Mission Impossible #1
I am a wife, mother, adjunct English professor, writer, and now blogger, “hear me roaaaar!” Join me for a venture into the world of social media as a tool to get published or to fail miserably. I’m an aspiring author who has published a short story in an online journal but is finding it quite difficult to find representation for my YA paranormal romance series due mainly to time issues (life is busy as you all know!). I never knew how much time had to go into not only selling the idea of your novel but also yourself. My adventure began in the end of 2009 when I was issued a copyright for my first completed novel Quiver. Although to be honest, as many writers know, it started way before that. I’ve been writing stories ever since I scribbled my brother’s name on my wall as a toddler.
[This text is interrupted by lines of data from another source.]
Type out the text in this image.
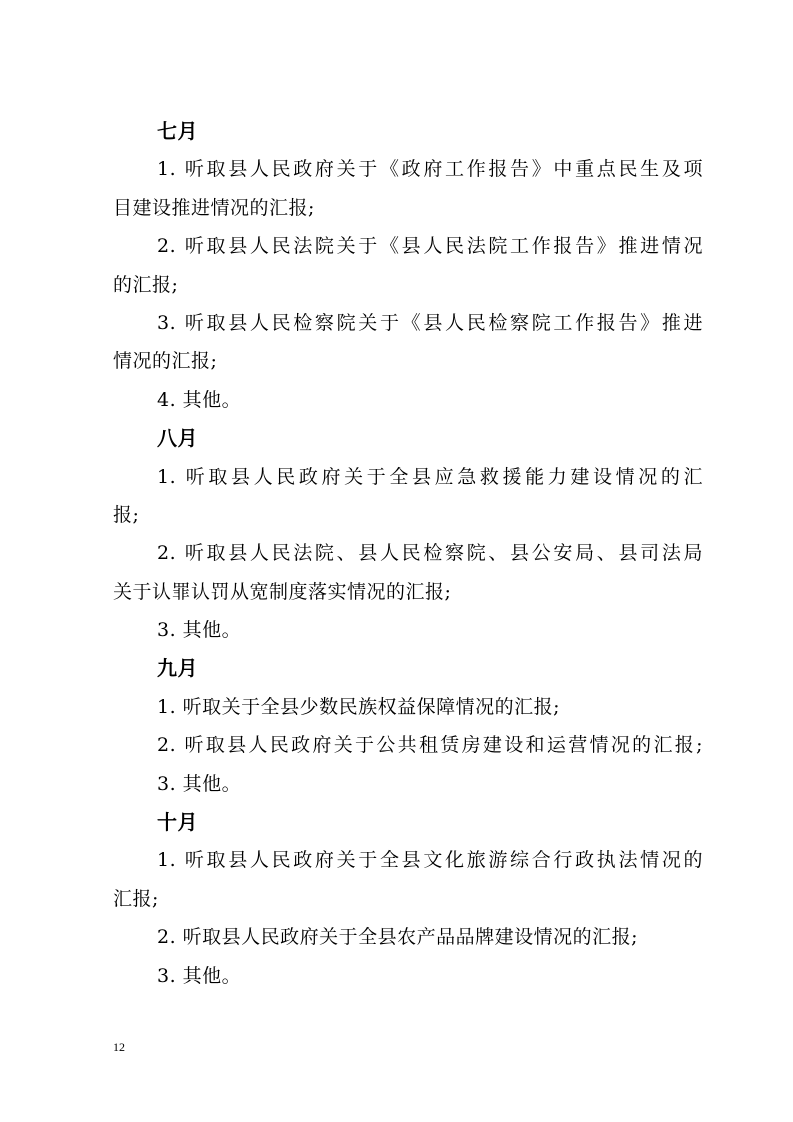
七月
1. 听取县人民政府关于《政府工作报告》中重点民生及项
目建设推进情况的汇报;
2. 听取县人民法院关于《县人民法院工作报告》推进情况
的汇报;
3. 听取县人民检察院关于《县人民检察院工作报告》推进
情况的汇报;
4. 其他。
八月
1. 听取县人民政府关于全县应急救援能力建设情况的汇
报;
2. 听取县人民法院、县人民检察院、县公安局、县司法局
关于认罪认罚从宽制度落实情况的汇报;
3. 其他。
九月
1. 听取关于全县少数民族权益保障情况的汇报;
2. 听取县人民政府关于公共租赁房建设和运营情况的汇报;
3. 其他。
十月
1. 听取县人民政府关于全县文化旅游综合行政执法情况的
汇报;
2. 听取县人民政府关于全县农产品品牌建设情况的汇报;
3. 其他。
12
Over the years, I slowly gained confidence in my writing and now in my early thirties I’m ready to allow others to read my material (sort of). In short, I’m trying to turn a lifelong hobby into a career.

There will be four threads of my blog and I will be posting weekly, every Monday in month cycles: in “Mission Impossible” I’m discussing the process, struggles, and hopefully successes of trying to get published; “Resounding Moments” will be dedicated to explaining pivotal and meaningful nonfiction moments in life; “BarFlies” will be fictional vignettes about random strangers seen in bars, and "The Amores," will be a glance into the world of my YA Paranormal Romance series. Please enjoy, leave feedback in the comment box for each post, and share my blog around to anyone who would be interested. Thank you for your support!
Sincerely,
Lisa Borne Graves

P.S. The fourth thread for an indefinite amount of time will now consist of "Idio(t)ms," posts that hone in on the ludicrous aspects of famous expressions.